Expanding both sides, we have in turn

$\left( { \mathbf{a} + \mathbf{b} } \right)^2 = \mathbf{a}^2 + \mathbf{b}^2 + \mathbf{a} \mathbf{b} + \mathbf{b} \mathbf{a} = \mathbf{a} \cdot \mathbf{a} + \mathbf{b} \cdot \mathbf{b} + \mathbf{a} \mathbf{b} + \mathbf{b} \mathbf{a},$

and

$\left( { \mathbf{a} + \mathbf{b} } \right) \cdot \left( { \mathbf{a} + \mathbf{b} } \right) = \mathbf{a} \cdot \mathbf{a} + \mathbf{b} \cdot \mathbf{b} + \mathbf{a} \cdot \mathbf{b} + \mathbf{b} \cdot \mathbf{a}.$

Equating the two, we find the usual identity

$\mathbf{a} \cdot \mathbf{b} = \frac{1}{{2}} \left( { \mathbf{a} \mathbf{b} + \mathbf{b} \mathbf{a} } \right).$

This expression for the dot product is not only independent of coordinates, but also holds when the dot product for the space has an arbitrary symmetric quadradic form.

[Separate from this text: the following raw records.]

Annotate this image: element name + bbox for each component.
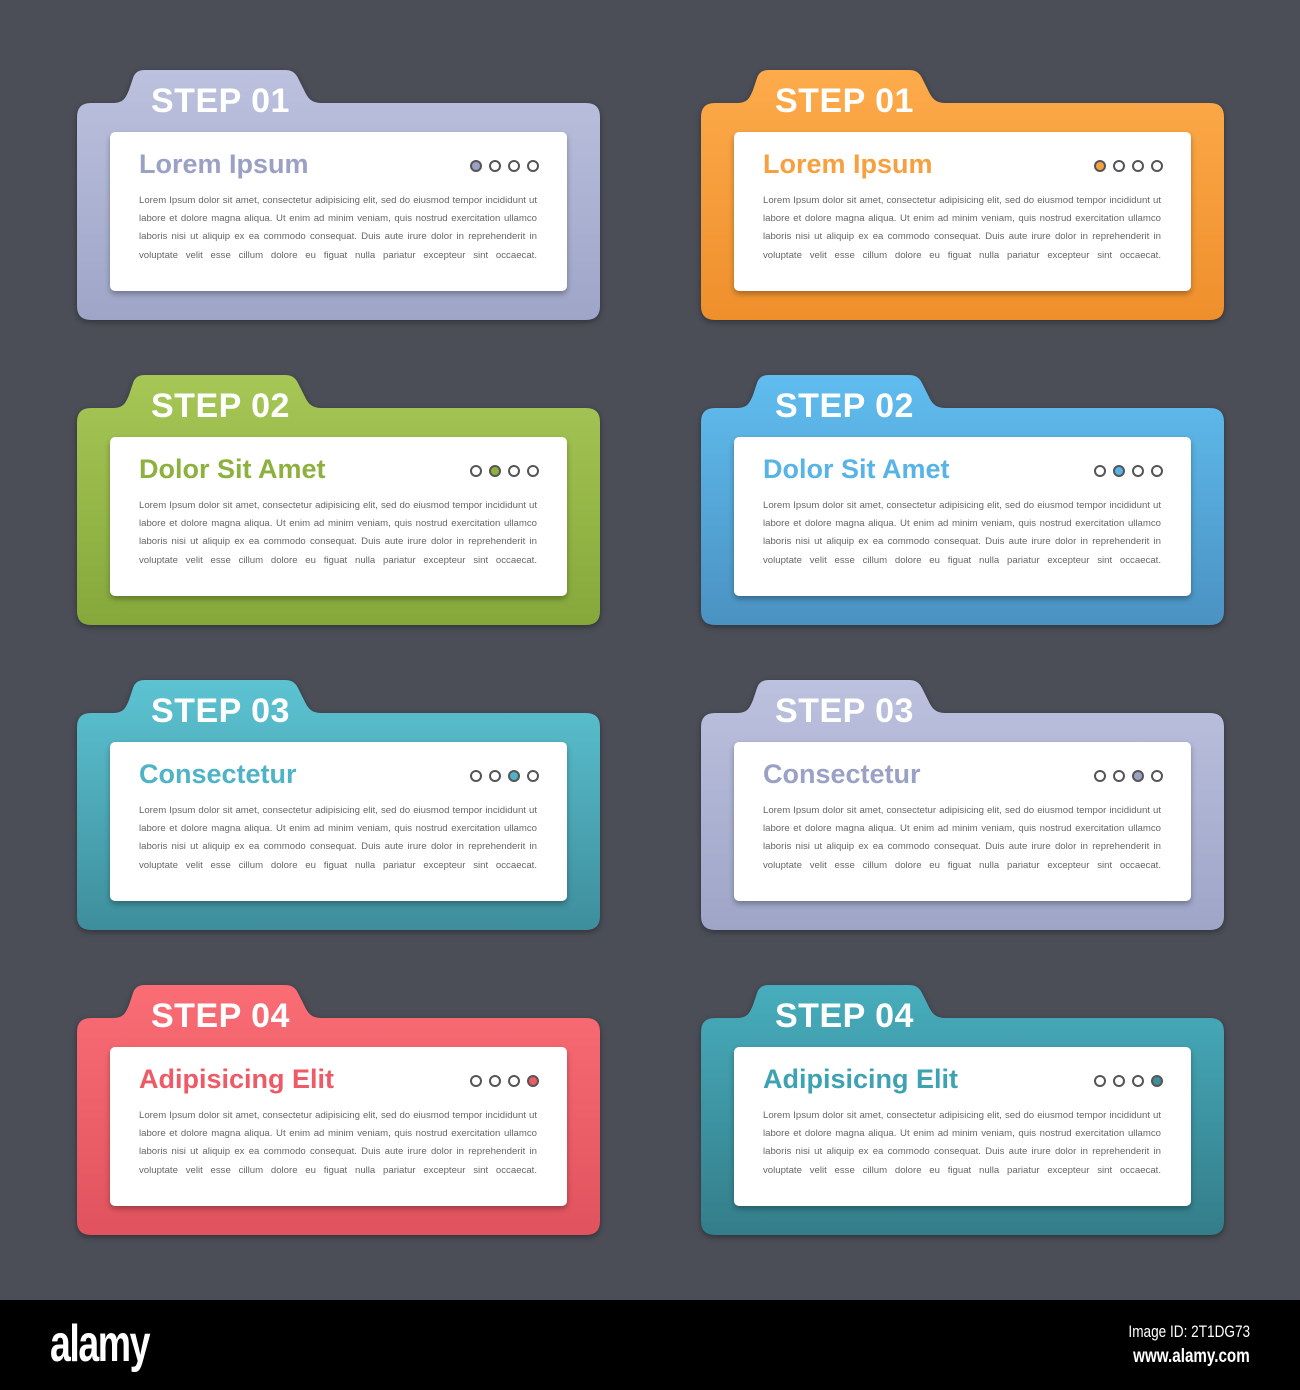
text block: Lorem Ipsum dolor sit amet, consectetur adipisicing elit, sed do eiusmod tempor incididunt ut	[139, 195, 537, 206]
text block: laboris nisi ut aliquip ex ea commodo consequat. Duis aute irure dolor in reprehenderit in	[139, 536, 537, 547]
title: Adipisicing Elit	[139, 1064, 334, 1094]
icon: progress dots	[470, 160, 539, 172]
text block	[139, 195, 537, 261]
logo: alamy	[50, 1315, 149, 1373]
title: Dolor Sit Amet	[139, 454, 326, 484]
icon: progress dots	[470, 465, 539, 477]
card: step 01 left	[75, 70, 602, 324]
title: Adipisicing Elit	[763, 1064, 958, 1094]
text block: voluptate velit esse cillum dolore eu figuat nulla pariatur excepteur sint occaecat.	[763, 555, 1161, 566]
text block: Lorem Ipsum dolor sit amet, consectetur adipisicing elit, sed do eiusmod tempor incididunt ut	[763, 195, 1161, 206]
text block: voluptate velit esse cillum dolore eu figuat nulla pariatur excepteur sint occaecat.	[139, 1165, 537, 1176]
title: Lorem Ipsum	[139, 149, 309, 179]
text block: voluptate velit esse cillum dolore eu figuat nulla pariatur excepteur sint occaecat.	[139, 555, 537, 566]
text block	[139, 805, 537, 871]
text block: voluptate velit esse cillum dolore eu figuat nulla pariatur excepteur sint occaecat.	[763, 1165, 1161, 1176]
text block: voluptate velit esse cillum dolore eu figuat nulla pariatur excepteur sint occaecat.	[763, 860, 1161, 871]
text block: Lorem Ipsum dolor sit amet, consectetur adipisicing elit, sed do eiusmod tempor incididunt ut	[139, 805, 537, 816]
text block: laboris nisi ut aliquip ex ea commodo consequat. Duis aute irure dolor in reprehenderit in	[139, 231, 537, 242]
text block: labore et dolore magna aliqua. Ut enim ad minim veniam, quis nostrud exercitation ullamco	[763, 518, 1161, 529]
panel: text box	[110, 132, 567, 291]
text block: voluptate velit esse cillum dolore eu figuat nulla pariatur excepteur sint occaecat.	[763, 250, 1161, 261]
text block: Lorem Ipsum dolor sit amet, consectetur adipisicing elit, sed do eiusmod tempor incididunt ut	[139, 500, 537, 511]
text block: laboris nisi ut aliquip ex ea commodo consequat. Duis aute irure dolor in reprehenderit in	[763, 536, 1161, 547]
heading: step 02: STEP 02	[775, 387, 914, 425]
title: Dolor Sit Amet	[763, 454, 950, 484]
title: Lorem Ipsum	[763, 149, 933, 179]
text block: Lorem Ipsum dolor sit amet, consectetur adipisicing elit, sed do eiusmod tempor incididunt ut	[763, 805, 1161, 816]
website: www.alamy.com	[1133, 1346, 1250, 1367]
image id: Image ID: 2T1DG73	[1128, 1322, 1250, 1341]
icon: progress dots	[1094, 160, 1163, 172]
heading: step 01: STEP 01	[775, 82, 914, 120]
text block	[763, 500, 1161, 566]
text block: Lorem Ipsum dolor sit amet, consectetur adipisicing elit, sed do eiusmod tempor incididunt ut	[763, 500, 1161, 511]
text block: labore et dolore magna aliqua. Ut enim ad minim veniam, quis nostrud exercitation ullamco	[763, 1128, 1161, 1139]
heading: step 01: STEP 01	[151, 82, 290, 120]
text block	[139, 1110, 537, 1176]
panel: text box	[734, 132, 1191, 291]
heading: step 03: STEP 03	[151, 692, 290, 730]
text block	[763, 195, 1161, 261]
card: step 01 right	[699, 70, 1226, 324]
text block: laboris nisi ut aliquip ex ea commodo consequat. Duis aute irure dolor in reprehenderit in	[139, 841, 537, 852]
panel: text box	[110, 437, 567, 596]
text block: labore et dolore magna aliqua. Ut enim ad minim veniam, quis nostrud exercitation ullamco	[139, 823, 537, 834]
text block: laboris nisi ut aliquip ex ea commodo consequat. Duis aute irure dolor in reprehenderit in	[763, 231, 1161, 242]
panel: text box	[734, 1047, 1191, 1206]
text block: laboris nisi ut aliquip ex ea commodo consequat. Duis aute irure dolor in reprehenderit in	[139, 1146, 537, 1157]
heading: step 03: STEP 03	[775, 692, 914, 730]
card: step 04 right	[699, 985, 1226, 1239]
heading: step 04: STEP 04	[775, 997, 914, 1035]
text block: labore et dolore magna aliqua. Ut enim ad minim veniam, quis nostrud exercitation ullamco	[139, 213, 537, 224]
panel: text box	[110, 1047, 567, 1206]
text block	[763, 805, 1161, 871]
icon: progress dots	[470, 770, 539, 782]
text block	[763, 1110, 1161, 1176]
panel: text box	[734, 742, 1191, 901]
text block	[139, 500, 537, 566]
card: step 03 right	[699, 680, 1226, 934]
panel: text box	[734, 437, 1191, 596]
icon: progress dots	[1094, 465, 1163, 477]
icon: progress dots	[470, 1075, 539, 1087]
text block: laboris nisi ut aliquip ex ea commodo consequat. Duis aute irure dolor in reprehenderit in	[763, 1146, 1161, 1157]
text block: laboris nisi ut aliquip ex ea commodo consequat. Duis aute irure dolor in reprehenderit in	[763, 841, 1161, 852]
text block: voluptate velit esse cillum dolore eu figuat nulla pariatur excepteur sint occaecat.	[139, 860, 537, 871]
panel: text box	[110, 742, 567, 901]
text block: labore et dolore magna aliqua. Ut enim ad minim veniam, quis nostrud exercitation ullamco	[763, 823, 1161, 834]
footer bar	[0, 1300, 1300, 1390]
title: Consectetur	[139, 759, 297, 789]
title: Consectetur	[763, 759, 921, 789]
icon: progress dots	[1094, 1075, 1163, 1087]
card: step 04 left	[75, 985, 602, 1239]
card: step 02 right	[699, 375, 1226, 629]
text block: voluptate velit esse cillum dolore eu figuat nulla pariatur excepteur sint occaecat.	[139, 250, 537, 261]
text block: Lorem Ipsum dolor sit amet, consectetur adipisicing elit, sed do eiusmod tempor incididunt ut	[139, 1110, 537, 1121]
icon: progress dots	[1094, 770, 1163, 782]
text block: Lorem Ipsum dolor sit amet, consectetur adipisicing elit, sed do eiusmod tempor incididunt ut	[763, 1110, 1161, 1121]
text block: labore et dolore magna aliqua. Ut enim ad minim veniam, quis nostrud exercitation ullamco	[139, 1128, 537, 1139]
heading: step 02: STEP 02	[151, 387, 290, 425]
heading: step 04: STEP 04	[151, 997, 290, 1035]
card: step 02 left	[75, 375, 602, 629]
text block: labore et dolore magna aliqua. Ut enim ad minim veniam, quis nostrud exercitation ullamco	[763, 213, 1161, 224]
card: step 03 left	[75, 680, 602, 934]
text block: labore et dolore magna aliqua. Ut enim ad minim veniam, quis nostrud exercitation ullamco	[139, 518, 537, 529]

When the basis for the space coincides with a set of orthonormal eigenvectors for that quadradic form, the computation of that dot product, given coordinates with respect to that basis, will be particularly simple.

One need not necessarily use an orthonormal basis, nor does one have to assert that the diagonalized metric have only $\pm 1, 0$ eigenvalues.